Apr 9, 2013 at 3:13 PM
Edited Apr 9, 2013 at 3:39 PM

So, I'm trying to "solve" a matrix. If I were doing this with a pencil and paper, it'd be Gauss Jordan. Basically, what I want is to take the matrix for variables w, x, y, and z as follows:
1 0 2 0
2 0 0 1
0 2 3 2
and solve for w, x, y, and z. Again, with Gauss Jordan, it'd be:
1 0 0 1/2
0 1 0 11/8
0 0 1 1/4
So w = 1/2, x = 11/8 and y = 1/4
I've made a DenseMatrix for this, but I can't for the life of me figure out how to solve it. I feel like an idiot. :\ Linear Algebra is right on the edge of my mathematical ability, and I'm thinking Math.NET uses a more efficient means than GaussJordan I'm
not familiar with. Can anyone point me in the right direction?
EDIT: Am I asking Math.NET to do too much? I thought I'd just be able to plug in a matrix and then call a method to tell it to put it into identity form for me. Am I wrong?



Hi,
Not entirely sure where your 4th variable comes in, but assuming you really want to solve the linear system A*x=y to x, or with actual numbers:
1*u + 0*v  2*w = 0
2*u + 0*v + 0*w = 1
0*u + 2*v 3*w = 2
You can solve it using the LU decomposition (since the matrix is square, else you could use QR) with Math.NET as follows:
var A = new DenseMatrix(3,3,new double[] { 1,2,0,0,0,2,2,0,3 });
var y = new DenseVector(new double[] {0,1,2});
var x = A.LU().Solve(y);
Which will return vector x as (u,v,w) = (0.5; 1.375; 0.25)
Does that help?
Thanks,
Christoph


Apr 9, 2013 at 10:48 PM
Edited Apr 10, 2013 at 2:52 PM

Thanks, this is definitely helpful, but I'm still finding myself a bit stuck. Here's what I'm trying to do. I have an arbitrary number of variables in equations, such as:
w = 2y
2w = z
2x = 3y + 2z
So in this example, I get the following matrix:
1 0 2 0 = 0
2 0 0 1 = 0
0 2 3 2 = 0
or:
1 0 2 = 0
2 0 0 = 1
0 2 3 = 2
I can use GaussJordan by hand (the only way I know how) to convert to solve for w, x, and y in a square matrix, giving me:
w = 1/2
x = 11/8
y = 1/4
I then find the Least Common Denominator to get my answer for z (which in this case is 8) and then convert my fractions into integers. In the end, my answer is:
w = 4
x = 11
y = 2
z = 8
Having them as integers is very important for my purposes. My method will only be fed integers and should only return them.
The problem I'm having now is, I don't know how I'd find the Least Common Denominator of a double (I should have thought of this before...). And I'm not sure the best way to convert my solution set (.5, 1.37, .25) into integers (2, 11, 4). I didn't see any
overloaded versions of LU() or Solve() that would allow me to specify I want integers back, and while I'm sure I can brute force it, I thought you might know an easier way already baked in. :)

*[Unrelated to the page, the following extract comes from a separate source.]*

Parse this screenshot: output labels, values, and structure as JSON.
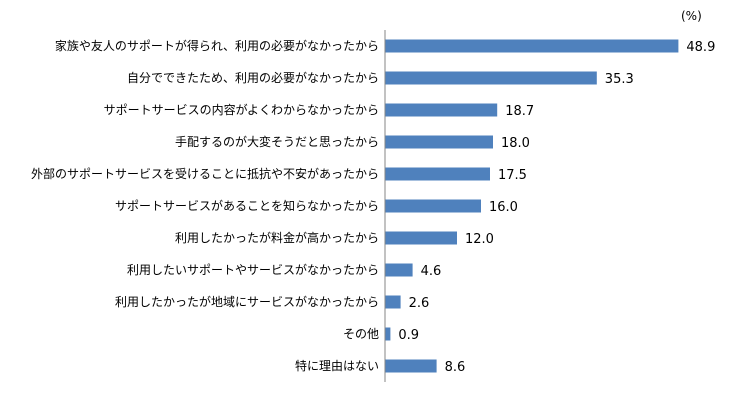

I figured it out. I just need to do something like:
var z = x.QR().Determinent;
x *= z;
Thanks again for the help!


Apr 10, 2013 at 1:58 AM
Edited Apr 10, 2013 at 3:41 PM

One more question! So, Determinants are only valid for square matrices, so what I did earlier doesn't really work for some of the other matrices I'm working with. Can anyone give me a push in the right direction for determining the "z" answer
in my above example for a nonsquare matrix?
EDIT: So, I don't know if Math.NET has a "better" way of doing this, but I'm just finding my z value by plugging it into my earlier equations. No problem. I'm still ending up with a bunch of decimals, though, when I
have to have them in integer form. I'm really stuck on this part, though.